By Roberta Rampton
HONOLULU (Reuters) - President Barack Obama on Thursday is set to visit Midway Atoll, the remote coral reef that serves as a reminder of both modern global climate challenges and the dominance the United States has held in the Pacific since its World War Two victory there.
The island wildlife refuge is described by those who have been there as a kind of "Garden of Eden" where the world's oldest-known albatross returns each year to nest and the electric blue ocean teems with fish.
The journey, timed as Obama leaves for his last visit to Asia to meet with Chinese President Xi Jinping and other world leaders, will also serve as a reminder of the American victory against Japanese forces on the island during World War Two.
"It's a signal, it's a message saying the United States is committed to staying in the Pacific, and not sort of backing away," said naval historian Tom Hone, who has studied the infamous Battle of Midway.
Obama's visit will focus on the challenge climate change poses to oceans and the need to expand upon international agreements like the one he announced with Chinese President Xi Jinping in 2014.
Obama has sought to make combating climate change a key part of the legacy of his presidency, which comes to an end in five months.
But ahead of the Nov. 8 election for his successor, less than 5 percent of voters say the “environment” is the most important issue facing the United States today, according to a Reuters/IPSOS poll conducted between July 24 and Aug. 21. Thirty-five percent of voters said climate change "will not impact my vote much at all."

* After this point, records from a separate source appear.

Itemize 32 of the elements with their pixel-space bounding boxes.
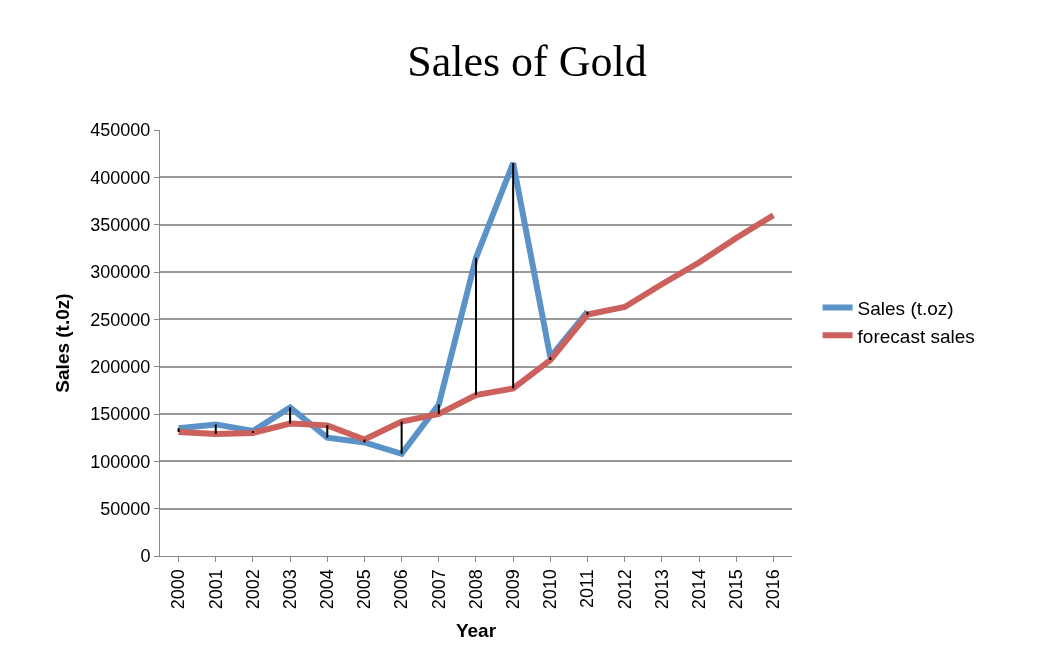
x-tick-label: 2010: [540, 569, 561, 610]
x-tick-label: 2009: [503, 569, 523, 610]
x-tick-label: 2003: [279, 569, 300, 610]
x-tick-label: 2006: [391, 569, 412, 610]
legend-label: forecast sales: [857, 325, 975, 347]
chart-title: Sales of Gold: [407, 37, 647, 87]
x-tick-label: 2014: [688, 569, 709, 610]
y-axis-title: Sales (t.0z): [52, 293, 74, 393]
y-tick-label: 400000: [90, 167, 151, 188]
x-tick-label: 2005: [354, 569, 375, 610]
x-tick-label: 2011: [577, 569, 598, 608]
legend-label: Sales (t.oz): [857, 297, 954, 319]
x-tick-label: 2012: [614, 569, 635, 610]
x-tick-label: 2008: [465, 569, 486, 610]
y-tick-label: 150000: [90, 404, 151, 425]
x-tick-label: 2001: [205, 569, 226, 610]
x-tick-label: 2007: [428, 569, 449, 610]
y-tick-label: 200000: [90, 356, 151, 377]
x-axis-title: Year: [455, 620, 497, 642]
x-tick-label: 2004: [317, 569, 338, 610]
y-tick-label: 350000: [90, 214, 151, 235]
y-tick-label: 100000: [90, 451, 151, 472]
x-tick-label: 2016: [763, 569, 784, 610]
y-tick-label: 50000: [100, 498, 151, 519]
y-tick-label: 0: [140, 546, 151, 567]
x-tick-label: 2002: [242, 569, 263, 610]
x-tick-label: 2015: [726, 569, 747, 610]
x-tick-label: 2000: [168, 569, 189, 610]
x-tick-label: 2013: [651, 569, 672, 610]
y-tick-label: 300000: [90, 262, 151, 283]
y-tick-label: 250000: [90, 309, 151, 330]
y-tick-label: 450000: [90, 120, 151, 141]
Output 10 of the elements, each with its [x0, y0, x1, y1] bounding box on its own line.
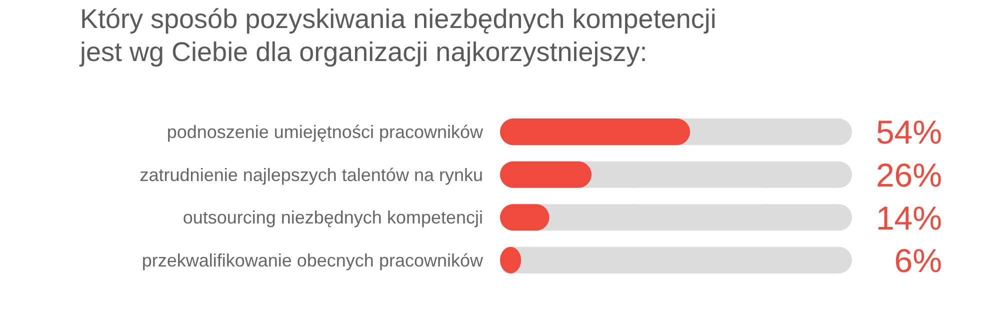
data-label: 14%	[876, 199, 942, 236]
data-label: 54%	[876, 114, 942, 151]
data-label: 6%	[894, 242, 942, 280]
chart-title: Który sposób pozyskiwania niezbędnych kompetencji jest wg Ciebie dla organizacji najkorzystniejszy:	[79, 4, 716, 67]
bar	[500, 161, 592, 188]
data-label: 26%	[876, 156, 942, 194]
y-tick-label: outsourcing niezbędnych kompetencji	[182, 208, 483, 228]
y-tick-label: przekwalifikowanie obecnych pracowników	[142, 250, 484, 270]
y-tick-label: zatrudnienie najlepszych talentów na rynku	[140, 164, 483, 185]
y-tick-label: podnoszenie umiejętności pracowników	[166, 122, 484, 142]
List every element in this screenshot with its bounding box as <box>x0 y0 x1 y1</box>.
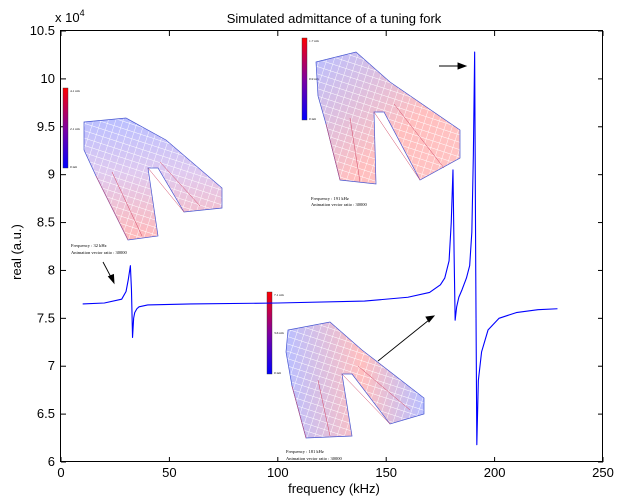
mode-shape-inset-3: 1.7 nm 0.9 nm 0 nm <box>301 37 461 185</box>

The island visit will seek to show Americans how conservation can help species adjust to changing climate, and book-ends Obama's trip last year to Alaska, where he hiked on a shrinking glacier.
"These aren't 'photo ops' - I think these are real opportunities to help the American people understand," said Carol Browner, a former head of the Environmental Protection Agency who advised Obama on climate issues in his first term.
"He can get a level of attention that nobody else can get,"
Browner said.
Last week, he quadrupled the size of Papahanaumokuakea Marine National Monument to create the world's largest marine monument, protecting the area off the coast of Hawaii from commercial fishing and drilling.
Perhaps more important to voters, Obama's visit will conjure symbolism of American power in the Pacific ahead of his trip to China, a country many blame for a loss of American jobs and economic prowess.
The World War Two Battle of Midway, one of the most-studied battles in military history, tipped the balance of the U.S fight against the Japanese navy.
In June 1942, U.S. forces, tipped by code-breakers that the Japanese navy was planning an attack, sank four Japanese aircraft carriers and a heavy cruiser in a giant air-sea battle.
Many of the military buildings on Midway Atoll have been allowed to decay, and visitors have not been allowed since 2012 because of tight budgets, which dismays Jim D'Angelo, 79, a retired oncologist and history buff in Bradenton, Florida.
"The fact that (American soldiers) went in even though they knew that they were going to die, it just captured my intellect and my emotions as representing the best that America really has to offer," D'Angelo said.
Kevin Foerster, U.S. Fish and Wildlife Service's refuge chief for the region, said the agency would like to be able to open the island to visitors again, but budget constraints and the island's remote location mean its beauty can only be accessed by the internet for now.